The limitation of using learning based methods, especially that of supervised methods, is that they may not generalize well to all use-cases. Analytical methods may not have enough information to create a robust depth map from a single image. However, incorporating domain knowledge can aid extraction of depth information in some cases.
For instance, consider Dark Channel Prior based haze removal.
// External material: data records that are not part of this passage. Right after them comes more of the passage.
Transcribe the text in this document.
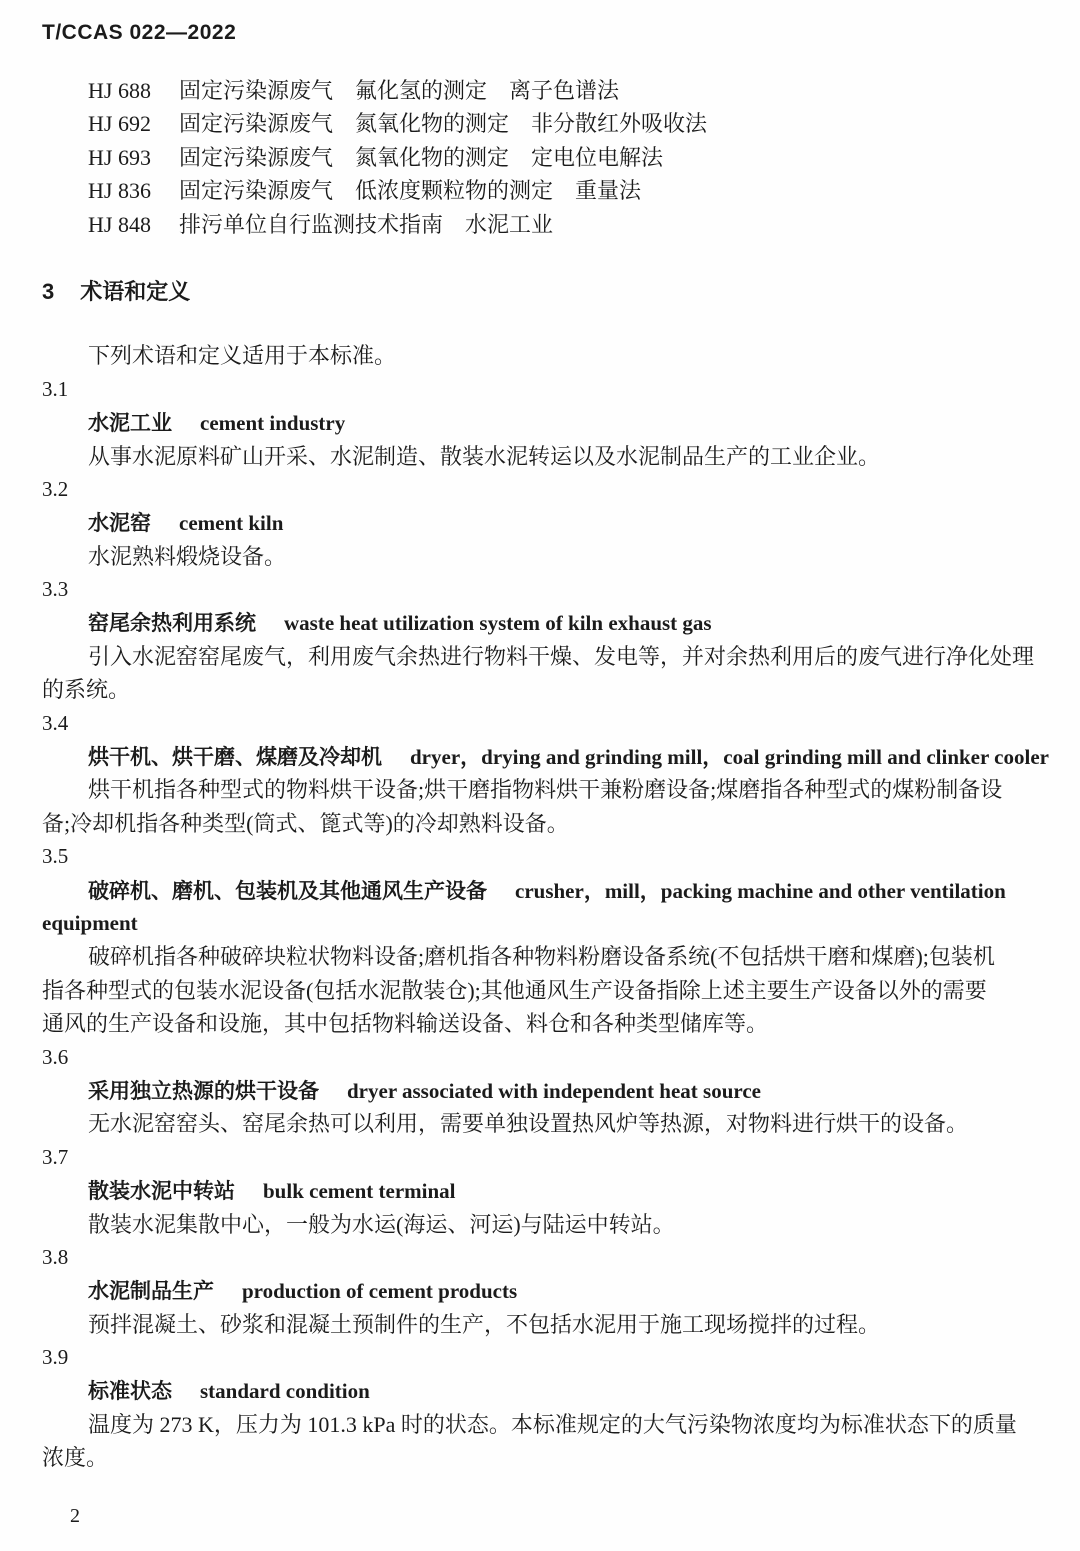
T/CCAS 022—2022
HJ 688 固定污染源废气　氟化氢的测定　离子色谱法
HJ 692 固定污染源废气　氮氧化物的测定　非分散红外吸收法
HJ 693 固定污染源废气　氮氧化物的测定　定电位电解法
HJ 836 固定污染源废气　低浓度颗粒物的测定　重量法
HJ 848 排污单位自行监测技术指南　水泥工业
3 术语和定义
下列术语和定义适用于本标准。
3.1
水泥工业 cement industry
从事水泥原料矿山开采、水泥制造、散装水泥转运以及水泥制品生产的工业企业。
3.2
水泥窑 cement kiln
水泥熟料煅烧设备。
3.3
窑尾余热利用系统 waste heat utilization system of kiln exhaust gas
引入水泥窑窑尾废气，利用废气余热进行物料干燥、发电等，并对余热利用后的废气进行净化处理
的系统。
3.4
烘干机、烘干磨、煤磨及冷却机 dryer，drying and grinding mill，coal grinding mill and clinker cooler
烘干机指各种型式的物料烘干设备;烘干磨指物料烘干兼粉磨设备;煤磨指各种型式的煤粉制备设
备;冷却机指各种类型(筒式、篦式等)的冷却熟料设备。
3.5
破碎机、磨机、包装机及其他通风生产设备 crusher，mill，packing machine and other ventilation
equipment
破碎机指各种破碎块粒状物料设备;磨机指各种物料粉磨设备系统(不包括烘干磨和煤磨);包装机
指各种型式的包装水泥设备(包括水泥散装仓);其他通风生产设备指除上述主要生产设备以外的需要
通风的生产设备和设施，其中包括物料输送设备、料仓和各种类型储库等。
3.6
采用独立热源的烘干设备 dryer associated with independent heat source
无水泥窑窑头、窑尾余热可以利用，需要单独设置热风炉等热源，对物料进行烘干的设备。
3.7
散装水泥中转站 bulk cement terminal
散装水泥集散中心，一般为水运(海运、河运)与陆运中转站。
3.8
水泥制品生产 production of cement products
预拌混凝土、砂浆和混凝土预制件的生产，不包括水泥用于施工现场搅拌的过程。
3.9
标准状态 standard condition
温度为 273 K，压力为 101.3 kPa 时的状态。本标准规定的大气污染物浓度均为标准状态下的质量
浓度。
2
The authors observed that most local patches of hazy images have low intensity pixels in atleast one channel. Using this information, they created an analytical haze removal method. Since haze is a function of depth, by comparing the dehazed image with the original, the depth can be easily recovered.
A clear limitation of unsupervised methods is that they require additional domain information such as camera focal length and sensor data to measure image displacement. However, they do offer better generalization than supervised methods, atleast in theory.
Applications of depth estimation
1. Augmented reality
One of the key applications of depth estimation is Augmented Reality (AR). A fundamental problem in AR is to place an object in 3D space such that its orientation, scale and perspective are properly calibrated. Depth information is vital for such processes.
One impressive application is IKEA’s demo, where you can visualize products in your home using an AR module before actually purchasing them. Using this method, we can visualize its dimensions, as well as view it from multiple scales.
2. Robotics and object trajectory estimation
Objects in real life move in 3D space. However, since our displays are limited to two dimensions, we cannot accurately calculate motion along the third dimension.
With depth information, we can estimate the trajectory along the third dimension. Moreover, knowing the scale values, we can calculate the distance, velocity and acceleration values of the object within a reasonable accuracy. This is especially useful for robots to reach or track objects in 3D space
3. Haze and Fog removal
Haze and Fog are natural phenomena that are a function of depth. Distant objects are obscured to a greater extent.
Hence, image processing methods that aim to remove haze must estimate the depth information first. Haze removal is an active research topic, and there are several quantitative and learning based solutions proposed.
4. Portrait mode
Portrait mode on certain smart phone devices involve focusing on certain objects of interest, and blurring other regions. Blur applied as a function of depth creates a much more appealing image than using just uniform blur.
Depth Estimation is a challenging problem with numerous applications. Through efforts taken by the research community, powerful and inexpensive solutions using Machine Learning are becoming more commonplace. These and many other related solutions would greatly pave the path for innovative applications using Depth Estimation in many domains.